Lordeverso: Paracósmicos, quando a dor encontra sua forma

Os Criativos são adolescentes que ingressam o plano metafísico, portanto você não encontrará ninguém com menos de 18 anos criando hordas inteiras pela rua. Certo? Não, errado.

Wake by Peter Mohrbacher
O termo "Criativo" é destinado a um jovem que, entre milhares, foi selecionado para ingressar o plano metafísico e tem a oportunidade de explorar quase ao infinito sua criatividade. Ele pode ser eternamente associado ao que fizer no mundo metafísico, ainda que não se lembre disso, então, é mais comum alguém metafísico se dirigir a ele como Criativo, para diferenciá-lo dos demais seres físicos.

Há debates calorosos sobre um Criativo ser ou não um artemago. E as coisas se complicam quando conhecemos os paracósmicos, crianças e adolescentes que possuem algumas características de Criativos, mas não o são.

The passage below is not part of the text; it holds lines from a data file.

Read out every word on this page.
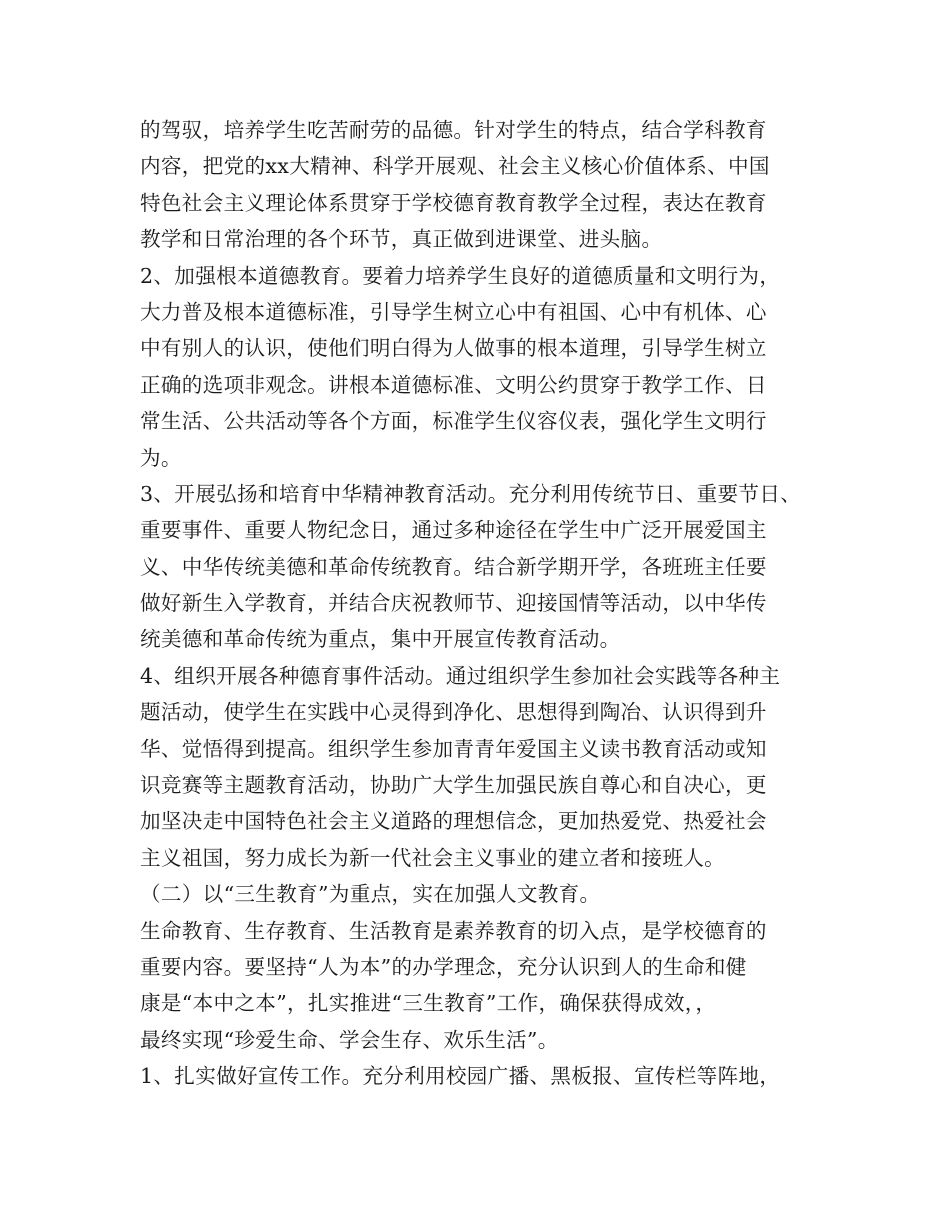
的驾驭，培养学生吃苦耐劳的品德。针对学生的特点，结合学科教育
内容，把党的xx大精神、科学开展观、社会主义核心价值体系、中国
特色社会主义理论体系贯穿于学校德育教育教学全过程，表达在教育
教学和日常治理的各个环节，真正做到进课堂、进头脑。
2、加强根本道德教育。要着力培养学生良好的道德质量和文明行为，
大力普及根本道德标准，引导学生树立心中有祖国、心中有机体、心
中有别人的认识，使他们明白得为人做事的根本道理，引导学生树立
正确的选项非观念。讲根本道德标准、文明公约贯穿于教学工作、日
常生活、公共活动等各个方面，标准学生仪容仪表，强化学生文明行
为。
3、开展弘扬和培育中华精神教育活动。充分利用传统节日、重要节日、
重要事件、重要人物纪念日，通过多种途径在学生中广泛开展爱国主
义、中华传统美德和革命传统教育。结合新学期开学，各班班主任要
做好新生入学教育，并结合庆祝教师节、迎接国情等活动，以中华传
统美德和革命传统为重点，集中开展宣传教育活动。
4、组织开展各种德育事件活动。通过组织学生参加社会实践等各种主
题活动，使学生在实践中心灵得到净化、思想得到陶冶、认识得到升
华、觉悟得到提高。组织学生参加青青年爱国主义读书教育活动或知
识竞赛等主题教育活动，协助广大学生加强民族自尊心和自决心，更
加坚决走中国特色社会主义道路的理想信念，更加热爱党、热爱社会
主义祖国，努力成长为新一代社会主义事业的建立者和接班人。
（二）以“三生教育”为重点，实在加强人文教育。
生命教育、生存教育、生活教育是素养教育的切入点，是学校德育的
重要内容。要坚持“人为本”的办学理念，充分认识到人的生命和健
康是“本中之本”，扎实推进“三生教育”工作，确保获得成效，，
最终实现“珍爱生命、学会生存、欢乐生活”。
1、扎实做好宣传工作。充分利用校园广播、黑板报、宣传栏等阵地，
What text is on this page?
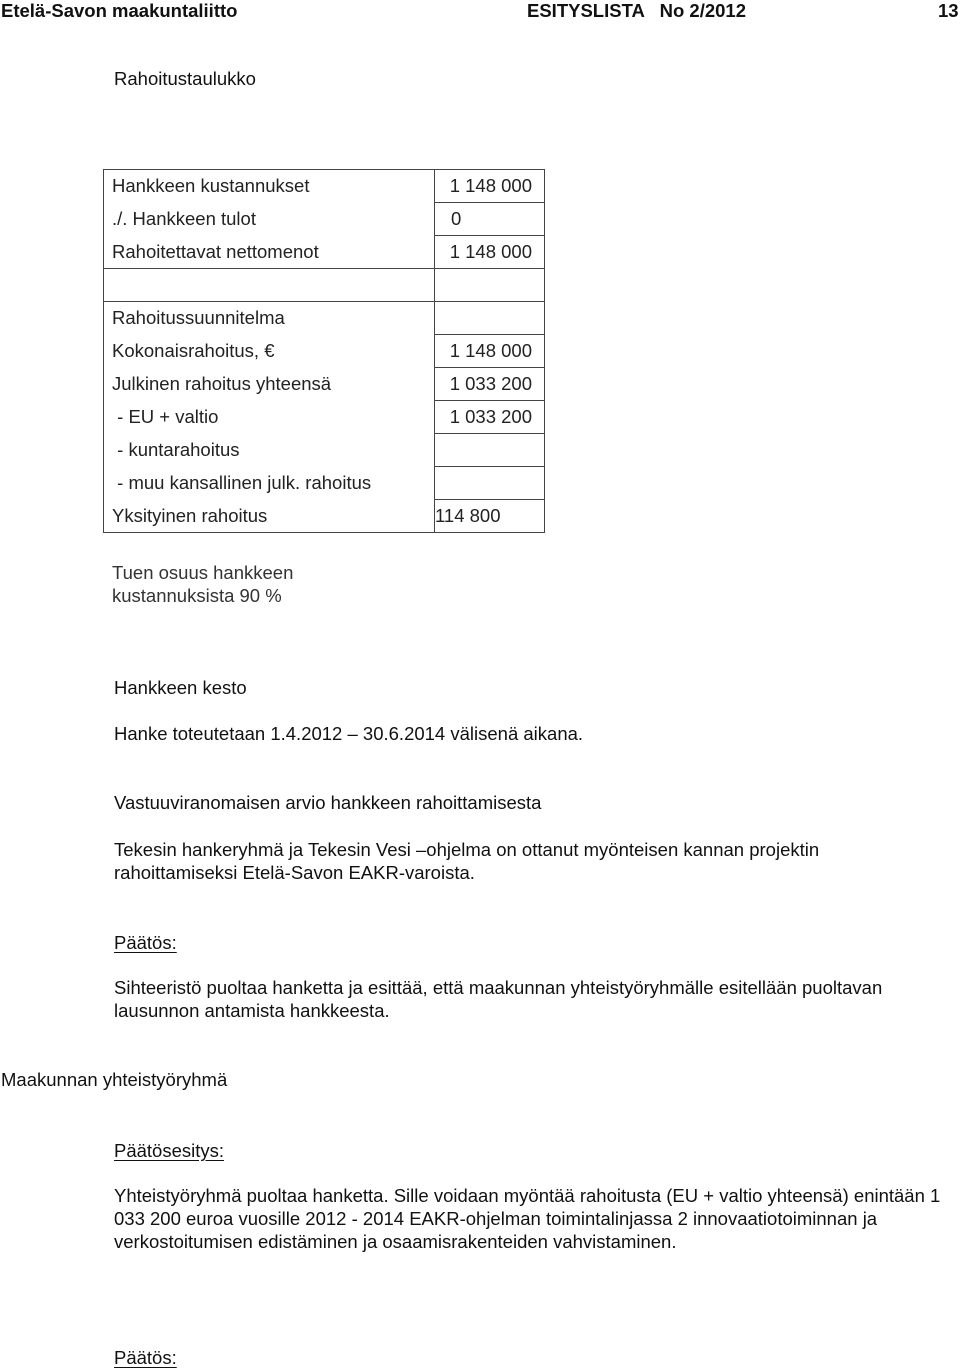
Etelä-Savon maakuntaliitto	ESITYSLISTA   No 2/2012	13
Rahoitustaulukko
Hankkeen kustannukset	1 148 000
./. Hankkeen tulot	0
Rahoitettavat nettomenot	1 148 000

Rahoitussuunnitelma	
Kokonaisrahoitus, €	1 148 000
Julkinen rahoitus yhteensä	1 033 200
- EU + valtio	1 033 200
- kuntarahoitus	
- muu kansallinen julk. rahoitus	
Yksityinen rahoitus	114 800
Tuen osuus hankkeen
kustannuksista 90 %
Hankkeen kesto
Hanke toteutetaan 1.4.2012 – 30.6.2014 välisenä aikana.
Vastuuviranomaisen arvio hankkeen rahoittamisesta
Tekesin hankeryhmä ja Tekesin Vesi –ohjelma on ottanut myönteisen kannan projektin rahoittamiseksi Etelä-Savon EAKR-varoista.
Päätös:
Sihteeristö puoltaa hanketta ja esittää, että maakunnan yhteistyöryhmälle esitellään puoltavan lausunnon antamista hankkeesta.
Maakunnan yhteistyöryhmä
Päätösesitys:
Yhteistyöryhmä puoltaa hanketta. Sille voidaan myöntää rahoitusta (EU + valtio yhteensä) enintään 1 033 200 euroa vuosille 2012 - 2014 EAKR-ohjelman toimintalinjassa 2 innovaatiotoiminnan ja verkostoitumisen edistäminen ja osaamisrakenteiden vahvistaminen.
Päätös:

Antes de tudo, paracosmo é um detalhado universo ficcional criado dentro da mente de seu autor. Neste mundo imaginário, há presença de humanos, animais e coisas que existem na realidade, mas também pode conter entidades que são totalmente imaginárias e estranhas, oriundas de outros mundos. Um paracosmo possui sua própria geografia, história e língua. Trata-se de uma experimentação mental muitas vezes iniciada ainda na infância, podendo se desenvolver durante um longo período, inclusive na fase adulta.

Vem do grego παρά-, para: 'fora', 'com' ou 'contra', um sufixo que significa "ao lado dele" ou "fora dele". Cosmos também vem do grego κόσμος kosmos, o que significa "universo", "mundo". A união destes dois termos cria o termo "paracosmos", que significa "mundo exterior". O conceito foi descrito pela primeira vez por um pesquisador da BBC, Robert Silvey, com uma investigação posterior pelos psiquiatra britânico Stephen A. MacKeith e psicólogo britânico David Cohen. O termo "paracosm" foi cunhado por Ben Vicente, um participante no estudo de Robert Silvey, em 1976, quando ele tentou explicar que tipo de passatempos praticava.

Baseando-se no conceito de paracosmo, passou-se a usar o termo "paracósmico" a toda criança e adolescente que apresente as seguintes características:

  • Presença de amigo imaginário;
  • Capacidade limitada de criar objetos e seres animados a partir de grande concentração ou por meio de ato voluntário sem muito esforço;
  • Desenvolvimento de uma segunda habilidade extraordinária, geralmente no campo de poderes extrassensoriais (telepatia, telecinese, projeção astral e psicometria, por exemplo);
  • Histórico de abusos e violência quando criança, o que desperta todas as características acima;
  • Comportamento violento ou reprimido, exigindo severo acompanhamento médico para encontrar um equilíbrio que não comprometa seu futuro.
Em geral, a presença de amigo imaginário e os "dons" recebidos se perdem após os dezoito anos, o que, segundo alguns, comprova a ligação com os Criativos. Há casos, contudo, de paracósmicos que conseguiram preservar a habilidade extrassensorial, perdendo apenas o amigo imaginário e a capacidade de criar coisas.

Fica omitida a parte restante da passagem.